Investigating NGSS phenomena helps students develop critical thinking skills. An NGSS storyline challenges them to ask questions, test their hypothesis, analyze data, and explain the results while connecting their learning to complex concepts and impacts in the real world. This encourages a more personal connection to what students learn in the classroom and active engagement from all participants.
- Why do you slip when walking to school on an icy road?
- Do the type of shoes you are wearing impact this? How can we test that?
- How do civil engineering decisions in planning a school, community, or roadway impact the safety of walkers, bikers, and drivers getting to school?
- Can we design something to make walking to school safer for students during the winter?
When students take the lead in investigating real-world phenomena like these, they develop an understanding of Disciplinary Core Ideas (DCIs) and Crosscutting Concepts (CCCs). They are using Science and Engineering Practices (SEPs) to do so.
In the example above, students examine DCIs in physical and earth science, as well as engineering, technology, and the applications of science as they investigate force. They depend on CCCs as they bring those ideas together to solve real-world problems. Active exploration helps the students understand how core concepts stay the same across science disciplines and why this is so important.

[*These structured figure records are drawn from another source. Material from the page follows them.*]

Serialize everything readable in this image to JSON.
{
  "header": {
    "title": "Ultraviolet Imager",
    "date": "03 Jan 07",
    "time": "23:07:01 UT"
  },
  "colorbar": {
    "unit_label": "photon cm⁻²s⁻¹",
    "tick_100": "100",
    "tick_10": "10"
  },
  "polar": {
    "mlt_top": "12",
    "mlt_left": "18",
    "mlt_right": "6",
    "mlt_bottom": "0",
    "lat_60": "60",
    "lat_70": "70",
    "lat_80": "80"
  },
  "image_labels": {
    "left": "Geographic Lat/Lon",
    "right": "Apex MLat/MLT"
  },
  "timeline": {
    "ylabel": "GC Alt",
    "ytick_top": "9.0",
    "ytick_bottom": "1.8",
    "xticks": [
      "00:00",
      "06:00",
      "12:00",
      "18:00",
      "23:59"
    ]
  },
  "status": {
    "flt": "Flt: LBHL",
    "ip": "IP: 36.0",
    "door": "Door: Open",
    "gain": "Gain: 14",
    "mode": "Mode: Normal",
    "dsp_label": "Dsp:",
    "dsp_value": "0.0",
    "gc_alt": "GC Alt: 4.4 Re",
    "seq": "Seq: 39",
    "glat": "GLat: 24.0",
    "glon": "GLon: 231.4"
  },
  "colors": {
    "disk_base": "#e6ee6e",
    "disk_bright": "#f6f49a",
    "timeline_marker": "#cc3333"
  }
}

Finally, when students use SEPs in the classroom, they explore career opportunities in science and engineering. They’re experiencing firsthand the thrill of discovery and the disappointment of an idea disproved. They’re learning to use science vocabulary to explain their ideas to their peers. That’s why student-led hands-on discovery is key to implementing NGSS storylines.
How to Connect NGSS Phenomena to Teaching Storylines with KnowAtom
At KnowAtom, student-led science discovery is powered by hands-on engineering activities and science labs. When we link those daily investigations together through an NGSS storyline, students use their knowledge to explain complex concepts and link them to the real world. The students are the lead characters in their investigation, driving it with questions, experiment designs, and classroom discussions.
For example, students tackling tides and environmental science can investigate the effect of changing water levels rather than just the phenomenon itself. Here’s an example of incorporating real-world events into an NGSS storyline that challenges students to learn more about tides:
- How are tides measured, and by whom?
- Why do we predict tides? Who needs to know that information? (i.e., boat captains going under a bridge or docking, meteorologists tracking a hurricane, city planners)
- How do tides impact our community? How could we measure tides on bodies of water nearby? (If we can’t access that water, what tools are available to track water levels remotely?)
- When Hurricane Irene hit New York in 2011, was it high or low tide? What storm impacts were predicted? What is the relationship between storm surges and tides?
NOAA information on tides and currents available online is a helpful resource in this NGSS storyline. In the example, students linked learning about tides to the professionals who study them. They explored how tide predictions impacted residents living through a hurricane and investigated how to track changing water levels in their own community. Connecting science to real-world events and experiences sparks the excitement of discovery and gives students their own AHA! moment, just like a scientist or engineer.
Those big AHA! moments take time, however. NGSS storyline pedagogy allows students the time and space to question, discover, fail, and explore together. Tackling problems differently, learning from our mistakes, and going outside our comfort zone are encouraged. Core science concepts are personalized with the stories of people impacted by real-world phenomena and those pushing science discovery forward every day. When students are in the lead, they are more engaged in the classroom and make a more personal connection to the subject matter. They’re also exploring future careers, learning how science knowledge helps explain the world around them and building essential skills like critical thinking and public speaking.